The molecule tunnels between two equivalent minima. The experimental transition frequencies were summarized by
(1) Z. Kisiel, L. Kolesniková, A. Belloche, J.-C. Guillemin, L. Pszczółkowski, E. R. Alonso, R. T. Garrod, E. Białkowska-Jaworska, I. León, H. S. P. Müller, K. M. Menten, and J. L. Alonso, 2022, Astron. Astrophys. 657, Art. No. A99.
A small number of microwave transitions was derived from
(2) E. R. Alonso, L. Kolesniková, E. Białkowska-Jaworska, Z. Kisiel, I. León, J.-C. Guillemin, and J. L. Alonso, 2018, Astrophys. J. 861, Art. No. 70.
The parameters differ considerably from those in (1), in particular at higher order.

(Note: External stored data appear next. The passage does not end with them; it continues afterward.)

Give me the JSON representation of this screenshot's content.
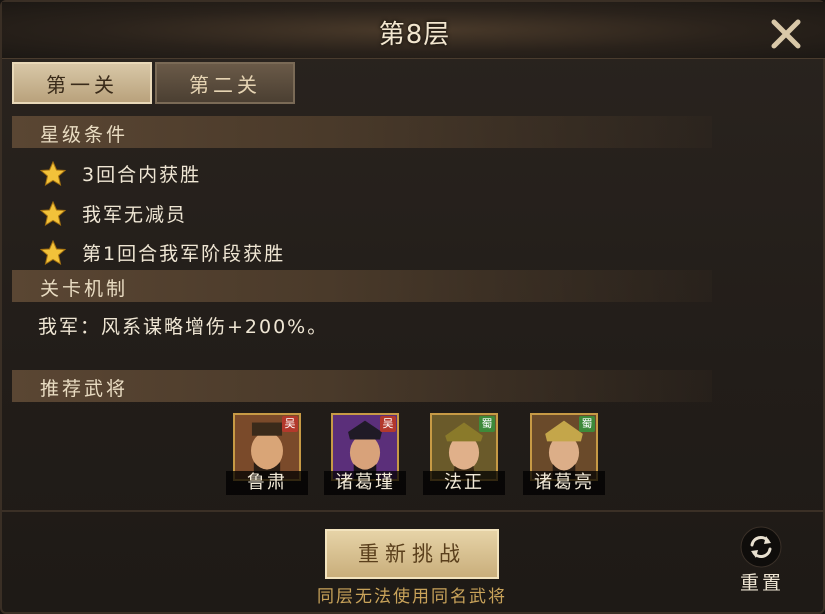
{
  "window": {
    "title": "第8层"
  },
  "tabs": [
    {
      "label": "第一关",
      "active": true
    },
    {
      "label": "第二关",
      "active": false
    }
  ],
  "sections": {
    "star_conditions": "星级条件",
    "mechanism": "关卡机制",
    "recommended": "推荐武将"
  },
  "conditions": [
    {
      "text": "3回合内获胜",
      "icon": "star-icon"
    },
    {
      "text": "我军无减员",
      "icon": "star-icon"
    },
    {
      "text": "第1回合我军阶段获胜",
      "icon": "star-icon"
    }
  ],
  "mechanism_text": "我军：风系谋略增伤+200%。",
  "heroes": [
    {
      "name": "鲁肃",
      "faction": "吴",
      "faction_color": "#b3392c",
      "bg": "#7a4a2a"
    },
    {
      "name": "诸葛瑾",
      "faction": "吴",
      "faction_color": "#b3392c",
      "bg": "#5b2f7a"
    },
    {
      "name": "法正",
      "faction": "蜀",
      "faction_color": "#3e8a3a",
      "bg": "#6a5a2a"
    },
    {
      "name": "诸葛亮",
      "faction": "蜀",
      "faction_color": "#3e8a3a",
      "bg": "#6a4a2a"
    }
  ],
  "footer": {
    "retry_label": "重新挑战",
    "hint": "同层无法使用同名武将",
    "reset_label": "重置"
  },
  "colors": {
    "accent_gold": "#c9a35a",
    "text_light": "#efe6d4",
    "button_bg": "#d8c29a"
  }
}
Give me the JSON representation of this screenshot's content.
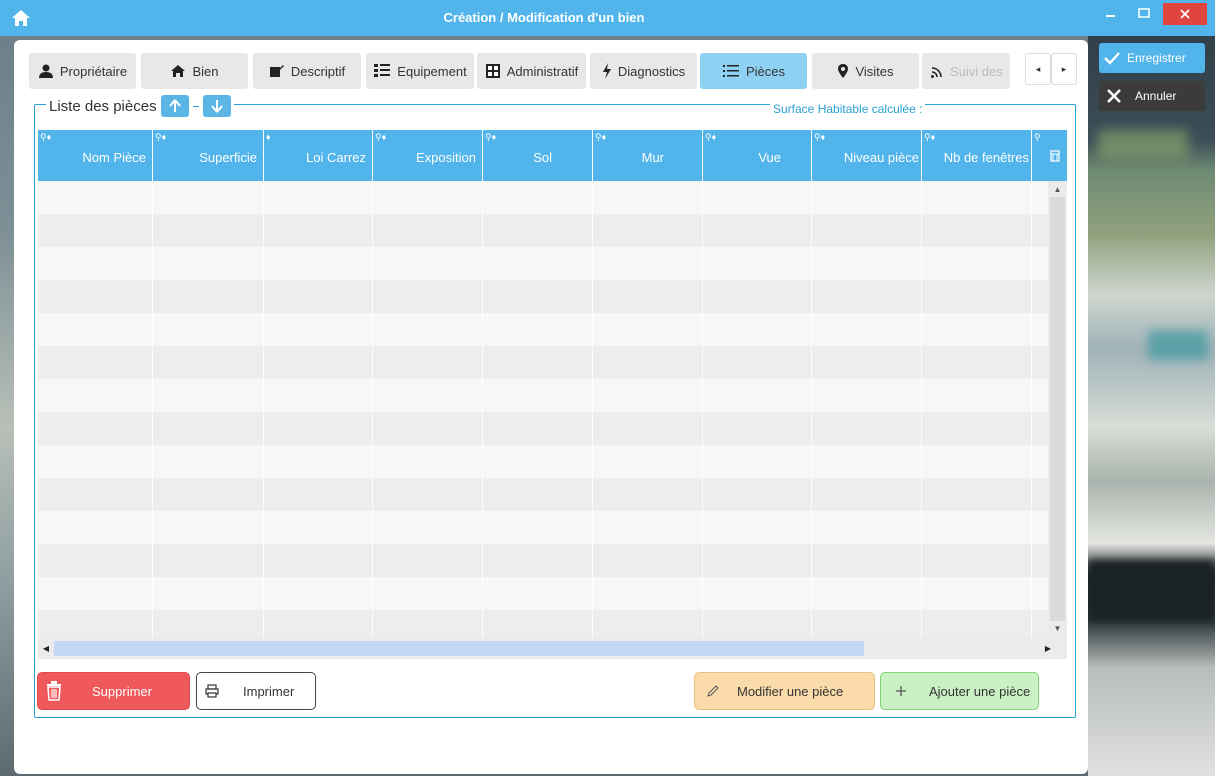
{
  "window": {
    "title": "Création / Modification d'un bien"
  },
  "tabs": [
    {
      "label": "Propriétaire",
      "icon": "user-icon"
    },
    {
      "label": "Bien",
      "icon": "house-icon"
    },
    {
      "label": "Descriptif",
      "icon": "edit-icon"
    },
    {
      "label": "Equipement",
      "icon": "list-icon"
    },
    {
      "label": "Administratif",
      "icon": "calculator-icon"
    },
    {
      "label": "Diagnostics",
      "icon": "lightning-icon"
    },
    {
      "label": "Pièces",
      "icon": "list-lines-icon",
      "active": true
    },
    {
      "label": "Visites",
      "icon": "map-marker-icon"
    },
    {
      "label": "Suivi des",
      "icon": "rss-icon"
    }
  ],
  "section": {
    "title": "Liste des pièces",
    "surface_label": "Surface Habitable calculée :"
  },
  "table": {
    "columns": [
      "Nom Pièce",
      "Superficie",
      "Loi Carrez",
      "Exposition",
      "Sol",
      "Mur",
      "Vue",
      "Niveau pièce",
      "Nb de fenêtres"
    ],
    "rows": []
  },
  "actions": {
    "delete": "Supprimer",
    "print": "Imprimer",
    "modify": "Modifier une pièce",
    "add": "Ajouter une pièce"
  },
  "side": {
    "save": "Enregistrer",
    "cancel": "Annuler"
  },
  "colors": {
    "accent": "#51b4ea",
    "active_tab": "#8fd1f2",
    "delete": "#f0595b",
    "modify": "#fbdba9",
    "add": "#c9f1c4"
  }
}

The number of paramaters is smaller here than it is in (1), and the fit is somewhat better; the uncertainties of the millimeter data were improved to 35 kHz.
The calculation should be sufficiently accurate for all astronomical observations. Caution is advised for transitions with calculated uncertainties exceeding 0.1 MHz. ¹⁴N hyperfine splitting was omitted in the calculation.
The dipole moment is from a quantum-chemical study in (2). Both a- and b-type transitions occur within each tunneling state. It is assumed that the dipole moment for transitions between the states is zero. It is conceivable that this does not hold strictly.